The Red Sox were fighting with the Tigers, Twins and White Sox if I remember correctly, for first place in the American league. This was before the days of 4 or 6 divisions. There was only one pennant winner in the American League, one in the National League, all based on the regular season schedule.
The Sox came out of nowhere that season, but had a number of young players like Joe Foy, Mike Andrews and Tony Conigliaro, if memory serves correct.
But “the man” was Yaz. He had an unbelievable September. It seemed that, day after day, in the heat of a tight pennant race, he would deliver the clutch hits and plays that would push the Red Sox to victory.
His month of September was the finest prolonged stretch of excellence I had ever seen to that point as a young baseball fan, and frankly, I don’t think I’ve witnessed anything like it since.
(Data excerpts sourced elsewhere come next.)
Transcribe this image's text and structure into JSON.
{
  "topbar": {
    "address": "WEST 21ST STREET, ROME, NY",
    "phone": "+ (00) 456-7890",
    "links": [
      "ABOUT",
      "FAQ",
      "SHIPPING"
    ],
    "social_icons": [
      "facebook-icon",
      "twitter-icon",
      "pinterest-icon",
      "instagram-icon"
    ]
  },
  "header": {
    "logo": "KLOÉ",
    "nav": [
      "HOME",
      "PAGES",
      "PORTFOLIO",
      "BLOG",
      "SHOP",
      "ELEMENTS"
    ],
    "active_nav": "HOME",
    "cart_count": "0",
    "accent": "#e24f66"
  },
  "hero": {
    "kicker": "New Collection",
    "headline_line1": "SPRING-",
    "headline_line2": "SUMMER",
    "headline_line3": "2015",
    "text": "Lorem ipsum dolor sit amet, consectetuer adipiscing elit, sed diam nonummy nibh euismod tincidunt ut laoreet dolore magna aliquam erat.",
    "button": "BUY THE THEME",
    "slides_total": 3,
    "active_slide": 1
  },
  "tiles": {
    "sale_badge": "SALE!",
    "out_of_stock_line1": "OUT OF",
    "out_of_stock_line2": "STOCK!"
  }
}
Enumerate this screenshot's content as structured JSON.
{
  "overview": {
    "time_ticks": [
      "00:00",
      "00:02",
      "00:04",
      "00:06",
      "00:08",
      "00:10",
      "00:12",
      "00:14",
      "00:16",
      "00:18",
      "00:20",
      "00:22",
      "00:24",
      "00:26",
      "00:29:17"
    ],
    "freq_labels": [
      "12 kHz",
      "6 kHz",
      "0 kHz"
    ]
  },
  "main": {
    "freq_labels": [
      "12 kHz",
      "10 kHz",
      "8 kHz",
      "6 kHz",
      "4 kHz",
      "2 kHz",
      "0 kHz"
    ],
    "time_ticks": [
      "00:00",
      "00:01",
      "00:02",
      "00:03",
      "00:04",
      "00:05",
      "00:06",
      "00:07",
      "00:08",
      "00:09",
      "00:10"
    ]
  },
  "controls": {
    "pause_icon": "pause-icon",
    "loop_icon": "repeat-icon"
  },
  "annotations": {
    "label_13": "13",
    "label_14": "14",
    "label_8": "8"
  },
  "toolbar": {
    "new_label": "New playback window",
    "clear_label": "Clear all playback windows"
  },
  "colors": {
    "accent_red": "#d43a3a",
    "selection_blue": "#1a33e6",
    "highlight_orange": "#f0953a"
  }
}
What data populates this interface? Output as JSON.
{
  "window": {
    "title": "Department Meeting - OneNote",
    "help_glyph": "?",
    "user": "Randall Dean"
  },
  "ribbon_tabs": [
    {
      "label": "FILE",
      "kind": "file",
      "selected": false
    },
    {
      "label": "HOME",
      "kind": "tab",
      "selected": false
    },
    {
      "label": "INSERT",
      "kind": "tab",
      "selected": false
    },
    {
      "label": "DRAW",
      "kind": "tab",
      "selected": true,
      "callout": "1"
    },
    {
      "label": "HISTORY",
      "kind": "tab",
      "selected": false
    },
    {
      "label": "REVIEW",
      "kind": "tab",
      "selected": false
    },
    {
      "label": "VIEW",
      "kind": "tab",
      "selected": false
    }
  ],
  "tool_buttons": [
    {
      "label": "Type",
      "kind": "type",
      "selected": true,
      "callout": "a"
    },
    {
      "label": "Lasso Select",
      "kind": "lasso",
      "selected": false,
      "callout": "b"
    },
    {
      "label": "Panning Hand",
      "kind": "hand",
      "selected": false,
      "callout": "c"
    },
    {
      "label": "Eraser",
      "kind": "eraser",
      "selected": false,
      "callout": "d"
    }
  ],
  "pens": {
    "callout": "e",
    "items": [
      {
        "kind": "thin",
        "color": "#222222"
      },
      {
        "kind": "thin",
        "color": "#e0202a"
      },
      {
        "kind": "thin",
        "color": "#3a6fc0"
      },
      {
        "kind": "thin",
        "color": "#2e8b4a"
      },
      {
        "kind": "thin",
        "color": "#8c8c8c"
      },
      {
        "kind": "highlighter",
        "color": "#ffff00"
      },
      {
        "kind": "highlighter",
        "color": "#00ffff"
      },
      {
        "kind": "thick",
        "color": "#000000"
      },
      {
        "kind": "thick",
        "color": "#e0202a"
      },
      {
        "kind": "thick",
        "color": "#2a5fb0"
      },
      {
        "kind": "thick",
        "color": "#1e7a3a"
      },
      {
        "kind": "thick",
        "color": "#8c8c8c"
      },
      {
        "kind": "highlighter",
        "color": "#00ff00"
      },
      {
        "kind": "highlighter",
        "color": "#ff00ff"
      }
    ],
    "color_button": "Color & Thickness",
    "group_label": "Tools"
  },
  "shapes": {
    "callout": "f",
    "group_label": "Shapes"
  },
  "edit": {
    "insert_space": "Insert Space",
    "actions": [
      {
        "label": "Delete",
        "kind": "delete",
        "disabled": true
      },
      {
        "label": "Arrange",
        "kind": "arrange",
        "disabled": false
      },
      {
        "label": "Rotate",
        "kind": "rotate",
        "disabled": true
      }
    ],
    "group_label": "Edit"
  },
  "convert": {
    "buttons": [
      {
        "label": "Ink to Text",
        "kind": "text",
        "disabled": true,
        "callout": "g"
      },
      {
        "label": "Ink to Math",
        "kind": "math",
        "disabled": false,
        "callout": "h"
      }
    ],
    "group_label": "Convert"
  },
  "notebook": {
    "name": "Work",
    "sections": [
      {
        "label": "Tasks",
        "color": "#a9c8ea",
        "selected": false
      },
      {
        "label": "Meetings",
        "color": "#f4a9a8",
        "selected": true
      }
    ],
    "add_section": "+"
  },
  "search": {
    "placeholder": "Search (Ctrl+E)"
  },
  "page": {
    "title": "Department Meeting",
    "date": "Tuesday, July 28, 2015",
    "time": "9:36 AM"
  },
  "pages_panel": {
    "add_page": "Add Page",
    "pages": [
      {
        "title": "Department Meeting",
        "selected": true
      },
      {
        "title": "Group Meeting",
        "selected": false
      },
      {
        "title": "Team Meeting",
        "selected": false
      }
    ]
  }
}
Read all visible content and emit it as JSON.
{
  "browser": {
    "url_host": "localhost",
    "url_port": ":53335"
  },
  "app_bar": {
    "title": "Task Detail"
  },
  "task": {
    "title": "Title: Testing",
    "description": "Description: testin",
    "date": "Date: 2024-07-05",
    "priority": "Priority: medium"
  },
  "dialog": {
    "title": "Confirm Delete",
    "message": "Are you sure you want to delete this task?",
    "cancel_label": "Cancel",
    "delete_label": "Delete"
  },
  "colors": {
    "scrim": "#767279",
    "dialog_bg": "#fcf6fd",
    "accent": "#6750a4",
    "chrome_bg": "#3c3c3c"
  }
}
A number of the September games in those days were day games, and I would come home from school and listen to the radio to hear about what Yaz and the Sox had done that day. More often then not, he led the way as the Sox kept winning.
So prolific was he that by the end of the season, he had earned the “Triple Crown”, having led the American League in Home runs, RBI’s and batting average. The last guy to do that before him was Mickey Mantle, and I don’t believe anyone has done it since.
Both Clemente and Yastrzemski were inducted into the Baseball Hall-of-Fame, and very deservedly so based on lengthy and outstanding careers.
Whether Ortiz reaches that level, we’re a ways off from knowing. But in the interim, he has provided the Red Sox over many seasons with the kind of season-long excellence that Hall-of-Fame credentials are based on.